A formalin-fixed lens is translucent. Truly cataractous lenses are at least focally opaque and may be darkly opaque. Advanced cataracts may be dark orange or even black due to accumulation of phenochrome pigment in the lens during degeneration. The degenerated lens is composed of frail tissue, and the capsule may become separated from the cortex during tissue preparation (Fig. 5.42). Dystrophic calcification of the lens may make sectioning difficult and decalcification necessary.

Fig. 5.42
figure 42

The lens cortex has degenerated to total opacity. The lens capsule was separated from the cortex during gross tissue preparation. A small portion of lens capsule remains intact (arrow)

Only in the case of the lens of an infant is lens structure physically preserved during sectioning with a microtome. The nuclear lens tissue is brittle and fragmentation during microscopic sectioning is the rule. The lens capsule is often intact, but parallel cracking, dislocation, and loss of cortical tissue are common. Areas of focal calcification only increase the number and extent of artifact formation. Periodic acid/Schiff stain highlights features of the lens capsule and is routinely used in histopathologic. Many of the features of certain types of cataract formation, e.g., anterior subcapsular cataract and posterior subcapsular cataract, are the result of fibrous metaplasia or posterior migration of the lens epithelial cells and are generally affected less by tissue processing and sectioning. Lens tissue is frequently lost during perforating trauma to the eye. The lens tissue may be reduced to small sections of PAS-positive membrane encased in fibrous reactive tissue. In many cases differentiating residual lens capsule from residual Descemet’s membrane may be difficult.
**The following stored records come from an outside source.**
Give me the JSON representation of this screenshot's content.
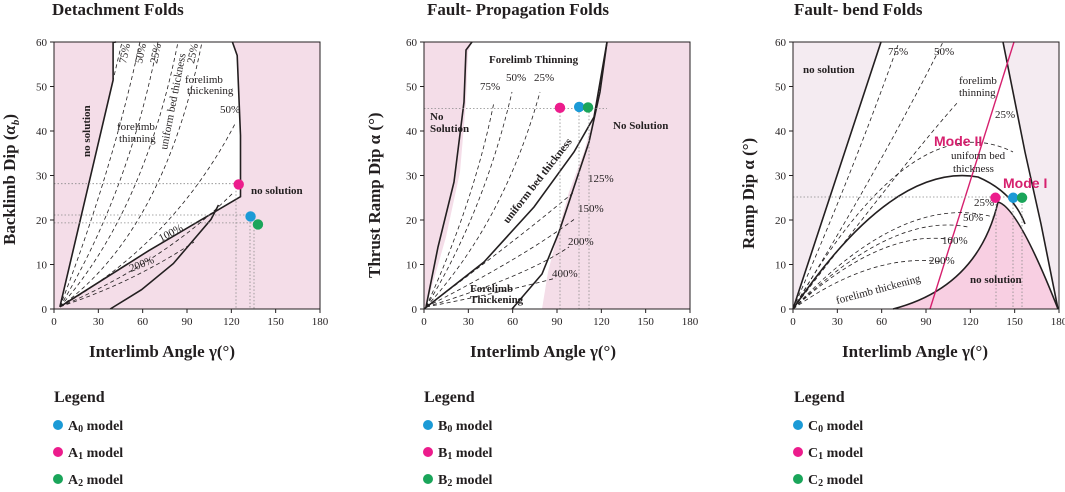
{
  "colors": {
    "pink_region": "#f4dde8",
    "pink_region_strong": "#f8cfe2",
    "white": "#ffffff",
    "blue": "#1b9ad6",
    "magenta": "#ec1c8c",
    "green": "#1aa55a",
    "red_line": "#d6206e"
  },
  "chart_data": [
    {
      "type": "scatter",
      "title": "Detachment Folds",
      "xlabel": "Interlimb Angle γ(°)",
      "ylabel": "Backlimb Dip (α_b)",
      "ylabel_parts": {
        "main": "Backlimb Dip (",
        "sym": "α",
        "sub": "b",
        "close": ")"
      },
      "xlim": [
        0,
        180
      ],
      "ylim": [
        0,
        60
      ],
      "xticks": [
        "0",
        "30",
        "60",
        "90",
        "120",
        "150",
        "180"
      ],
      "yticks": [
        "0",
        "10",
        "20",
        "30",
        "40",
        "50",
        "60"
      ],
      "points": [
        {
          "name": "A0 model",
          "color": "blue",
          "x": 133,
          "y": 20.8
        },
        {
          "name": "A1 model",
          "color": "magenta",
          "x": 125,
          "y": 28.0
        },
        {
          "name": "A2 model",
          "color": "green",
          "x": 138,
          "y": 19.0
        }
      ],
      "annotations": {
        "no_solution_left": "no solution",
        "no_solution_right": "no solution",
        "forelimb_thinning": [
          "forelimb",
          "thinning"
        ],
        "uniform": "uniform bed thickness",
        "forelimb_thickening": [
          "forelimb",
          "thickening"
        ],
        "pct": [
          "75%",
          "50%",
          "25%",
          "25%",
          "50%",
          "100%",
          "200%"
        ]
      },
      "legend": {
        "title": "Legend",
        "items": [
          {
            "color": "blue",
            "base": "A",
            "sub": "0",
            "rest": " model"
          },
          {
            "color": "magenta",
            "base": "A",
            "sub": "1",
            "rest": " model"
          },
          {
            "color": "green",
            "base": "A",
            "sub": "2",
            "rest": " model"
          }
        ]
      }
    },
    {
      "type": "scatter",
      "title": "Fault- Propagation Folds",
      "xlabel": "Interlimb Angle γ(°)",
      "ylabel": "Thrust Ramp Dip α (°)",
      "xlim": [
        0,
        180
      ],
      "ylim": [
        0,
        60
      ],
      "xticks": [
        "0",
        "30",
        "60",
        "90",
        "120",
        "150",
        "180"
      ],
      "yticks": [
        "0",
        "10",
        "20",
        "30",
        "40",
        "50",
        "60"
      ],
      "points": [
        {
          "name": "B1 model",
          "color": "magenta",
          "x": 92,
          "y": 45.2
        },
        {
          "name": "B0 model",
          "color": "blue",
          "x": 105,
          "y": 45.4
        },
        {
          "name": "B2 model",
          "color": "green",
          "x": 111,
          "y": 45.3
        }
      ],
      "annotations": {
        "no_solution_left": [
          "No",
          "Solution"
        ],
        "no_solution_right": "No Solution",
        "forelimb_thinning": "Forelimb Thinning",
        "uniform": "uniform bed thickness",
        "forelimb_thickening": [
          "Forelimb",
          "Thickening"
        ],
        "pct": [
          "75%",
          "50%",
          "25%",
          "125%",
          "150%",
          "200%",
          "400%"
        ]
      },
      "legend": {
        "title": "Legend",
        "items": [
          {
            "color": "blue",
            "base": "B",
            "sub": "0",
            "rest": " model"
          },
          {
            "color": "magenta",
            "base": "B",
            "sub": "1",
            "rest": " model"
          },
          {
            "color": "green",
            "base": "B",
            "sub": "2",
            "rest": " model"
          }
        ]
      }
    },
    {
      "type": "scatter",
      "title": "Fault- bend Folds",
      "xlabel": "Interlimb Angle γ(°)",
      "ylabel": "Ramp Dip α (°)",
      "xlim": [
        0,
        180
      ],
      "ylim": [
        0,
        60
      ],
      "xticks": [
        "0",
        "30",
        "60",
        "90",
        "120",
        "150",
        "180"
      ],
      "yticks": [
        "0",
        "10",
        "20",
        "30",
        "40",
        "50",
        "60"
      ],
      "points": [
        {
          "name": "C1 model",
          "color": "magenta",
          "x": 137,
          "y": 25.0
        },
        {
          "name": "C0 model",
          "color": "blue",
          "x": 149,
          "y": 25.0
        },
        {
          "name": "C2 model",
          "color": "green",
          "x": 155,
          "y": 25.0
        }
      ],
      "annotations": {
        "no_solution_top": "no solution",
        "no_solution_bottom": "no solution",
        "forelimb_thinning": [
          "forelimb",
          "thinning"
        ],
        "uniform": [
          "uniform bed",
          "thickness"
        ],
        "forelimb_thickening": "forelimb thickening",
        "mode2": "Mode II",
        "mode1": "Mode I",
        "pct": [
          "75%",
          "50%",
          "25%",
          "25%",
          "50%",
          "100%",
          "200%"
        ]
      },
      "legend": {
        "title": "Legend",
        "items": [
          {
            "color": "blue",
            "base": "C",
            "sub": "0",
            "rest": " model"
          },
          {
            "color": "magenta",
            "base": "C",
            "sub": "1",
            "rest": " model"
          },
          {
            "color": "green",
            "base": "C",
            "sub": "2",
            "rest": " model"
          }
        ]
      }
    }
  ]
}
With the exception of silicone and some Supramid and metal loops, the intraocular lens material totally dissolves in the organic solvents used to process tissue for paraffin infiltration. Some of the original designs for iris-supported intraocular lenses were supported by metal loops (platinum) attached to the iris diaphragm at the pupil. This metal can seriously damage microtome knife cutting edges. Either the material needs to be identified and removed prior to sectioning or disposable blades should be used.

The position of intraocular lenses or any other implantable device is generally recognized by the negative image of the material within fibrous reactive tissue. The most common site with the presence of IOL loop material is within the native lens capsule or in the region of fibrous reaction anterior to the vitreous base. The IOL generally remains within the posterior chamber but may be dislocated to any site in the anterior or posterior segments. Foreign body granulomatous reaction may be found associated with suture material or retained cortex, but the material of the IOL does not excite an inflammatory response.